En première ligne pendant l'épidémie de coronavirus, l'Hôpital français est au centre des attentions du gouvernement qui a lancé lundi le Ségur de la santé. Mais la renconstruction du système hospitalier ne doit pas être qu'une question d'argent pour Nicolas Beytout, qui craint un nouveau plan pour rien.
Edouard Philippe a lancé lundi après-midi le Ségur de la santé. Objectif : reconstruire le système hospitalier français après la crise du coronavirus.
Oui, en sept semaines, ce qui relève à la fois du marathon et du sprint. Car tout est à repenser : salaires, temps de travail, méthodes de gestion, parcours de santé, tout. D’ailleurs, Emmanuel Macron l’a promis : après deux lois successives qui ont été toutes les deux très insuffisantes, il faut maintenant faire plus.
Et par conséquent, consacrer plus d’argent à l’hôpital.
Oui, c’est évidemment ce qui va se passer. Mais en réalité, le vrai sujet n’est pas là. On a beaucoup entendu, pendant cette crise du Covid-19, se lamenter sur le manque de moyens, le manque de personnel, le manque de qualifications. C’était sûrement vrai dans les services en première ligne, les urgences, les réanimations qui ont été soumis à rude épreuve. A crise sanitaire exceptionnelle, stress exceptionnel. Mais pour le reste, c’est faux.
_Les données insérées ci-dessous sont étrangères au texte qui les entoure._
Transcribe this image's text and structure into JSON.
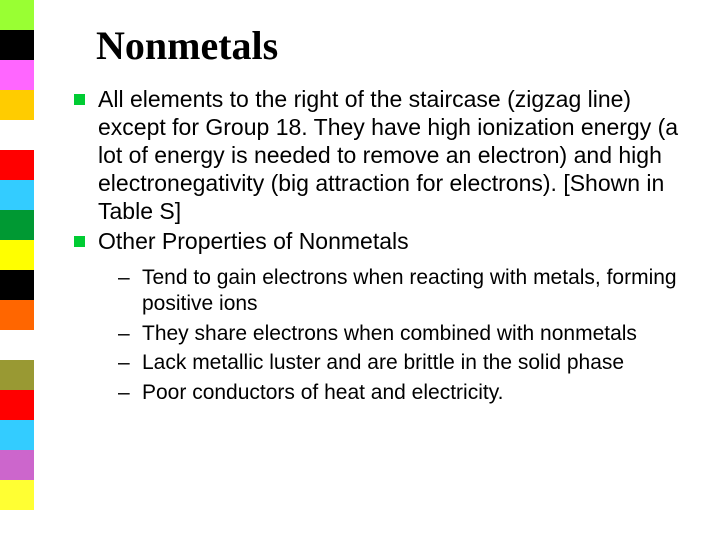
{
  "colorbar": {
    "segments": [
      "#99ff33",
      "#000000",
      "#ff66ff",
      "#ffcc00",
      "#ffffff",
      "#ff0000",
      "#33ccff",
      "#009933",
      "#ffff00",
      "#000000",
      "#ff6600",
      "#ffffff",
      "#999933",
      "#ff0000",
      "#33ccff",
      "#cc66cc",
      "#ffff33",
      "#ffffff"
    ]
  },
  "title": "Nonmetals",
  "bullet_color": "#00cc33",
  "bullets": [
    {
      "text": "All elements to the right of the staircase (zigzag line) except for Group 18. They have high ionization energy (a lot of energy is needed to remove an electron) and high electronegativity (big attraction for electrons). [Shown in Table S]"
    },
    {
      "text": "Other Properties of Nonmetals"
    }
  ],
  "subbullets": [
    "Tend to gain electrons when reacting with metals, forming positive ions",
    "They share electrons when combined with nonmetals",
    "Lack metallic luster and are brittle in the solid phase",
    "Poor conductors of heat and electricity."
  ],
  "dash": "–"
}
C’est faux ? Vous voulez dire que l’hôpital a suffisamment de moyens ?
C’est peut-être choquant à entendre, mais oui. Simplement, l’argent ne va pas là où il devrait être. Il suffit, pour s’en persuader, de comparer avec d’autres pays. En proportion de sa richesse, la France est (juste après le Danemark), le pays qui consacre le plus d’argent à l’hôpital. Un tiers de plus qu’en Allemagne (et je n’ai pas besoin de vous rappeler comment notre voisin a traversé la crise). La France est le pays où le nombre d’emplois hospitaliers dans la population totale est la plus importante d’Europe : une personne sur 20.
Sauf que les emplois ne sont pas là où ils devraient être. Chez nos voisins, trois salariés sur quatre à l’hôpital sont des soignants. Chez nous, c’est seulement deux sur trois. L’hôpital croule sous les administratifs, sous les rigidités, sous les normes, sous les contraintes. Et on manque de soignants.
Et les salaires ?
Ce n'est pas compliqué : comme il y a plus de monde que dans des systèmes comparables, à l’étranger, les salaires sont plus faibles. Probablement de 250 à 300 euros par mois pour atteindre le salaire moyen d’un infirmier en Europe. C’est une folie, un contresens qui a été aggravé par les 35 heures. Cette réforme des socialistes a massacré l’hôpital, elle a rogné sur les rémunérations, elle a poussé de nombreux personnels hospitaliers à aller chercher de l’argent ailleurs, en petits boulots, en vacations, parfois avec la complicité bienveillante de certains hôpitaux qui ont contourné la règlementation pour verser un peu plus que ce que le statut, ce carcan, autorisait.
Et c’est tout cela qu’il faudrait donc revoir pendant le Ségur de la santé ?
Dans l’idéal, oui. Je sais bien que tous ces chiffres que je vous cite sont dérangeants, que toutes ces vérités étaient inaudibles au plus fort de la crise : trop d’émotion, trop de drames, trop de pression. Mais maintenant que ce stress redescend, si ce travail de titan n’aboutit qu’à faire une nouvelle rallonge de trois ou quatre milliards d’euros, sans autre ambition, ce sera un troisième coup pour rien de la part d’Emmanuel Macron. Et l’inefficacité, et la colère reviendront.